Readers who enjoyed John Scalzi's previous entry in his latest series, The Interdependency, should find The Consuming Fire a fun romp. That said, being a second book in a trilogy, it does have a fair bit of middle-child syndrome, even if it is, overall, an engaging and fast-paced listen.
The Collapsing Empire, 2017's most appropriately named book release, set the stage for this series with its central premise of interstellar travel by way of the Flow (think rivers in space) and what will happen to these intergalactic civilizations when those streams begin to collapse. As The Consuming Fire picks up, more Flow streams are collapsing, setting off a political shitstorm between Emperox Grayland II and the ruling houses either hellbent on denying the science behind the Flow's collapse or usurping the throne in order to further their own power.
There's a dark vein running through the core of The Consuming Fire, what with its promise of civil war, attempted assassinations, and ENTIRE FUCKING PLANETS FULL OF PEOPLE being cut off from civilization and the resources required to keep them alive as the Flow disappears to condemn everybody to certain death. And yet, somehow, Scalzi avoids miring this series in prolonged, protracted portrayals of misery. The political shenanigans involving various houses competing for control of the empire recall a certain Game of Thrones In Space! element, but The Consuming Fire never devolves into violently brutal bloodbaths and Scalzi is hardly the sadist George R.R. Martin is, even though his plot promises the untimely deaths of waaaaaaay more people than Martin ever conjured to kill. No, somehow Scalzi manages to keep it all fairly light and, somehow, comical, even when bodies are hitting the floor.
Operating as an allegory to climate change and how the rich and powerful attempt to profit from science denialism in order to become even more rich and powerful, right up until the moment of complete and utter collapse, really shouldn't be this entertaining. Yet I found myself laughing frequently, thanks to Scalzi's wordsmithing, particularly at one point late in the book when a formerly human-now artificial intelligence jokes about dying in the flow.
“We have to talk about your sense of humor,” the formerly human-now AI is told.
“It was like this before. How do you think I died?”
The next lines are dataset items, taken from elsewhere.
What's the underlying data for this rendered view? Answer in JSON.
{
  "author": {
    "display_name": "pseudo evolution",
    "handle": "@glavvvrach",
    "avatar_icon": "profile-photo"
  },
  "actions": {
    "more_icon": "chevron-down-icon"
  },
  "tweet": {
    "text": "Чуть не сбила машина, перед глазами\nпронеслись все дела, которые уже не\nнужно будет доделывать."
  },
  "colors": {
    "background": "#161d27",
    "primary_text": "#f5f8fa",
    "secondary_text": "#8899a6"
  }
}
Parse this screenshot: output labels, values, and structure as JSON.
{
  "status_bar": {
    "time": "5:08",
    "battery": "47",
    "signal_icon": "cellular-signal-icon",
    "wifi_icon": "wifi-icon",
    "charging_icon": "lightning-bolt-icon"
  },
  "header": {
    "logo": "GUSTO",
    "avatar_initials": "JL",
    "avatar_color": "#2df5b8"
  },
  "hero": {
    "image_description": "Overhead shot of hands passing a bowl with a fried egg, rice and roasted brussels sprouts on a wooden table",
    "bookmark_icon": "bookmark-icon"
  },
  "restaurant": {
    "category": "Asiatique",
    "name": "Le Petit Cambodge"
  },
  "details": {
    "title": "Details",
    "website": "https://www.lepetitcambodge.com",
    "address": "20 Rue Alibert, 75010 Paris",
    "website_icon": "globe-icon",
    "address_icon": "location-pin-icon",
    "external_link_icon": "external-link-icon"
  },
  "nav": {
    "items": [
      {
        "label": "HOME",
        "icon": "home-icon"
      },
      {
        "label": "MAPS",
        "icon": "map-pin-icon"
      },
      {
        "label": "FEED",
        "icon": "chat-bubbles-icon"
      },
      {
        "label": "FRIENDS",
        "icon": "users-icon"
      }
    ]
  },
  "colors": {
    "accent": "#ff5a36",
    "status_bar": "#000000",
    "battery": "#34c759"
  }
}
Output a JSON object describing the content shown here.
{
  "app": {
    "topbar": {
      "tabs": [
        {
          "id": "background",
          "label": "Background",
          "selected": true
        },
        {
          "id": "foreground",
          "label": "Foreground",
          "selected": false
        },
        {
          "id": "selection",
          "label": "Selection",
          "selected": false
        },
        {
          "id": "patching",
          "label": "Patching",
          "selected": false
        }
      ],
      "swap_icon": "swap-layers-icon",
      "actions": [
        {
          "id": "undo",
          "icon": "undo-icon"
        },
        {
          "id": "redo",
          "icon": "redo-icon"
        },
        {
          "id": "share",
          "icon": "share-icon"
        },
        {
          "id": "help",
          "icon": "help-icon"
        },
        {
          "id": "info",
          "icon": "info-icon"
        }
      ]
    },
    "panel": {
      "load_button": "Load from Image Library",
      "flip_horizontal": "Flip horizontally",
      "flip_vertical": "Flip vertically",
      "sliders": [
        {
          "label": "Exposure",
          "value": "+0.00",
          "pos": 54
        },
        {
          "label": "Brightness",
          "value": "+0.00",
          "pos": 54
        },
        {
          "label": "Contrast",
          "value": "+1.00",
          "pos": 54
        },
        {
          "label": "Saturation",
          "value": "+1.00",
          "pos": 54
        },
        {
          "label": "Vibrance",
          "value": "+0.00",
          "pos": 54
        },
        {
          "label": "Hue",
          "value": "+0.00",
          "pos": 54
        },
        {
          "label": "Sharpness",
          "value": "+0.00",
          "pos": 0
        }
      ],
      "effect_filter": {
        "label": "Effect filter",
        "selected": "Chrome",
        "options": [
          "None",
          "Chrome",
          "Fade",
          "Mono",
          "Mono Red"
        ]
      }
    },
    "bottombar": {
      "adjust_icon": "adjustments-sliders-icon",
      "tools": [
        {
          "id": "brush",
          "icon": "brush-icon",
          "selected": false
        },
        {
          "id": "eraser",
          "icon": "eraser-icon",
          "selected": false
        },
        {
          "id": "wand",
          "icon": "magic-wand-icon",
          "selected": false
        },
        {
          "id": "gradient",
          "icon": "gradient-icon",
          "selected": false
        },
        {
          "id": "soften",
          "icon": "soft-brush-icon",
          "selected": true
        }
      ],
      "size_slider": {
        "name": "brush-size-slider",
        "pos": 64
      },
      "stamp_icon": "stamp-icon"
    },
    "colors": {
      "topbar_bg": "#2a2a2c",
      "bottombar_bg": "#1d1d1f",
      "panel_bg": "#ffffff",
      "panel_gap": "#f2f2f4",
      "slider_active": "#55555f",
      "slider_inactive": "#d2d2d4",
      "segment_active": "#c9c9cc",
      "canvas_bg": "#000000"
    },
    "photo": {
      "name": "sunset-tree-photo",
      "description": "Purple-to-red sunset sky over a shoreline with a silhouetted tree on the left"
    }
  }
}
Yeah, I couldn't help but laugh out loud at that one. A lot of this is due to Wil Wheaton's narration. The Collapsing Empire was my first introduction to both Scalzi as an author and Wheaton as a narrator, and I immediately fell in love with the both of them. It was apparent right from the start that Wheaton is a perfect match for Scalzi's work and sensibilities, and Wil just flat-out gets it. The Consuming Fire isn't just funny, it's goddamned snarky, and Wheaton does a fine job delivering snarkiness. Having been an actor since his childhood, he brings along that element of role-play to his audiobook narrations, injecting the reading with emotion and verve that really keeps things hopping along nicely.
The Consuming Fire is a worthy follow-up to the prior book, and while it doesn't advance the story of The Interdependency in huge leaps and bounds Scalzi does inject a few interesting wrinkles and side adventures for his cast of spacebound lords and ladies. Being the middle-child, its primary mission is to move certain pieces into place for the grand finale next book, and Scalzi does this really well, presuming that the next book, ominously (or at least tentatively, per Scalzi's February 2018 blog update) titled The Last Emperox, is indeed the last. Throughout this necessary bit of set-up, though, Scalzi at least injects enough new stuff, and even a few new mysteries, to make it a highly worthwhile listen. Plus, it's just damn good fun, and that's always welcome and necessary considering the time and reality we currently live in.